| > Regular expressions are probably not a good example because you will eventually write a regex that has catastrophic backtracking behavior. Nope, that will never happen to me. No regular expression has that behaviour. There are some bad implementations of regular expression matching that have these problems for some regular expressions. But you can avoid those bad implementations without understanding anything. > I encountered one a few months ago, so it’s not at all uncommon or difficult to encounter. That only happens, if you use a regular expression matcher that uses backtracking. Sane regular expression matchers take linear time on all input strings. > If you’re curious enough, you’d end up reading about how regexes work under the hood. There's no one single way regular expressions work under the hood. You had the misfortune of using a matcher that uses backtracking and is prone to catastrophic exponential runtimes. There's multiple different ways to implement regular expression matchers. But a user doesn't have to care or understand anything (they just need to avoid the buggy ones). Sure, if you read up on how regular expressions work under the hood, you can learn to avoid those bad matchers. (Or you can learn how to live with your batch implementation, if you are feeling masochistic.) But that's entirely optional: You only need to read one blog post that tells you to use grep and avoid eg Perl. You don't need to understand why backtracking is bad for regular expression matching; as long as you avoid those bad matchers. |
In fact it wasn't necessary for me to qualify that with "I would say". I do say, and it simply does. You've made exactly no argument this entire thread.

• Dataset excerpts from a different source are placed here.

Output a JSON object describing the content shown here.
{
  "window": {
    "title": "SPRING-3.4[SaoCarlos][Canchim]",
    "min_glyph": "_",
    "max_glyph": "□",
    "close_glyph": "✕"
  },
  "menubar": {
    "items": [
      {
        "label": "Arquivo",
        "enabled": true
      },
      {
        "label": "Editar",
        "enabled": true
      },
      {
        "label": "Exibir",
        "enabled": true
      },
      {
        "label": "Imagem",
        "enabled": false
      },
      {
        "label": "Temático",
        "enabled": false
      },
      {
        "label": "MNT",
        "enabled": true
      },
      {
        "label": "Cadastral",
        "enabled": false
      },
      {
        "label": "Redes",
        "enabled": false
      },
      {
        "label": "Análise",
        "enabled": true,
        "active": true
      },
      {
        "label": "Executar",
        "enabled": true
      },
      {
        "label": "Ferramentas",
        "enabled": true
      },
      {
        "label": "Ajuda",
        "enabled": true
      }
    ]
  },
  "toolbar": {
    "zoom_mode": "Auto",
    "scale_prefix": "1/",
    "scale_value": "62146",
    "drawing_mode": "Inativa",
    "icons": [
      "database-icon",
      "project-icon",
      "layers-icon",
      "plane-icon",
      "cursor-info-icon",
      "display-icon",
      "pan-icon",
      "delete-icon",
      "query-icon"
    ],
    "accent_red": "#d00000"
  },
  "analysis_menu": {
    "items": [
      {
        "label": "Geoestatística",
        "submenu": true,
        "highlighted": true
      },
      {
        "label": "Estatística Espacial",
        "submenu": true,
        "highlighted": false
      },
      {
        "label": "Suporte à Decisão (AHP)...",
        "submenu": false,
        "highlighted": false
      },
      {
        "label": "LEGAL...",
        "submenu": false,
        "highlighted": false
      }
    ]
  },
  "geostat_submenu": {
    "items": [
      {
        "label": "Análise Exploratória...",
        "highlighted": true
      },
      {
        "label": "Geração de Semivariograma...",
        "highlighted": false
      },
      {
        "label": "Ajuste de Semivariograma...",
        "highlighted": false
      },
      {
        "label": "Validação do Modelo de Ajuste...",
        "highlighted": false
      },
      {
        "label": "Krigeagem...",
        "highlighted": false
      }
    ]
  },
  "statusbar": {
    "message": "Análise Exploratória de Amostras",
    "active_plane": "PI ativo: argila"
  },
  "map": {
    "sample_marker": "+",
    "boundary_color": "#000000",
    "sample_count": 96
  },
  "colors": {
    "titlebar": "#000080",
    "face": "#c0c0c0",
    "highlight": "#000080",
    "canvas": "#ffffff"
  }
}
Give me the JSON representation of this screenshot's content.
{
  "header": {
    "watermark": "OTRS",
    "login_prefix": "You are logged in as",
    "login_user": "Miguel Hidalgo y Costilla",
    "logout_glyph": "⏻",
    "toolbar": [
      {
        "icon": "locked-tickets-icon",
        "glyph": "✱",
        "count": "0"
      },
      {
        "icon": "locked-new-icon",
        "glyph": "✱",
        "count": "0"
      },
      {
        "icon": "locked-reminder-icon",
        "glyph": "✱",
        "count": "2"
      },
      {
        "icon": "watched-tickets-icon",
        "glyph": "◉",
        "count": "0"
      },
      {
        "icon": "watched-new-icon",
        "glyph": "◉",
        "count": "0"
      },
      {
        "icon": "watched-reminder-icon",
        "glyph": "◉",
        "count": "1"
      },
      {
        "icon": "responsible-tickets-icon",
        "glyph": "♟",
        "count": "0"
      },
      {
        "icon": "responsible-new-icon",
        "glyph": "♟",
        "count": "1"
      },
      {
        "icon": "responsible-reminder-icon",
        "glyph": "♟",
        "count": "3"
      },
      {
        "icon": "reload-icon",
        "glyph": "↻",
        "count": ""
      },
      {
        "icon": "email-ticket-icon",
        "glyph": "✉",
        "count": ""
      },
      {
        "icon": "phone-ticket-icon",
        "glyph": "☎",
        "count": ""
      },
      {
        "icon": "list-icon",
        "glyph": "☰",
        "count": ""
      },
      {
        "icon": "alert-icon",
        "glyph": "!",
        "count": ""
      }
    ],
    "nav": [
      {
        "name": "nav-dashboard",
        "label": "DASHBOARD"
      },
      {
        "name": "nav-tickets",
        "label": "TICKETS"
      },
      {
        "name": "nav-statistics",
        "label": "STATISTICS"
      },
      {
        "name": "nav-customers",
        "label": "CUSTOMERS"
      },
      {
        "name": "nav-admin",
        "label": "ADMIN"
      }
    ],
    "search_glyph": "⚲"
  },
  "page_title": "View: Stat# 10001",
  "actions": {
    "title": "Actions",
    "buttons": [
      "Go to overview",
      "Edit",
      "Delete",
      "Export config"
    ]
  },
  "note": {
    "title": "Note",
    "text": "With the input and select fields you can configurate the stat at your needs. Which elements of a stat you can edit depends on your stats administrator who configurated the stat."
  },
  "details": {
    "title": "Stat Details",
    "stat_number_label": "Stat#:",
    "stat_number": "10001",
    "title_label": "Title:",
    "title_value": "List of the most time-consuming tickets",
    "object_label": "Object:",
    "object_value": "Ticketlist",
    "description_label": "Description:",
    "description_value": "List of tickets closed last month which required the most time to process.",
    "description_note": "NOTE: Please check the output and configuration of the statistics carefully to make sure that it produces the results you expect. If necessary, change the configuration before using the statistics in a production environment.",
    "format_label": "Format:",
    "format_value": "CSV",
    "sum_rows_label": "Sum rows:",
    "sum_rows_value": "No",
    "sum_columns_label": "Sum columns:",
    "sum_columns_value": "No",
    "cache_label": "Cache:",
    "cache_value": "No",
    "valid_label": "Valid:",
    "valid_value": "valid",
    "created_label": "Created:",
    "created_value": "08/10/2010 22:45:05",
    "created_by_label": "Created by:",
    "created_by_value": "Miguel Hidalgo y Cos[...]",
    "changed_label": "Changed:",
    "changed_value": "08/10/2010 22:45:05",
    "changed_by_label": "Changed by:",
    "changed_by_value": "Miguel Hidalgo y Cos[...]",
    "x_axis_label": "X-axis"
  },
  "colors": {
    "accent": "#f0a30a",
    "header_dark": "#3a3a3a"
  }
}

Maybe everyone doesn't need to know everything, but the skin of stuff anyone needs to know is thicker than 0, and has no absolute boundary layer either, you just generally need to know less the further from your own work. But that never goes all the way to 0. You have to rely on other people to have done their jobs, but you still at least have to understand what those jobs are, that they exist and how you ultimately interact with them and how they impact you.
You said so yourself several times which makes this all farcical.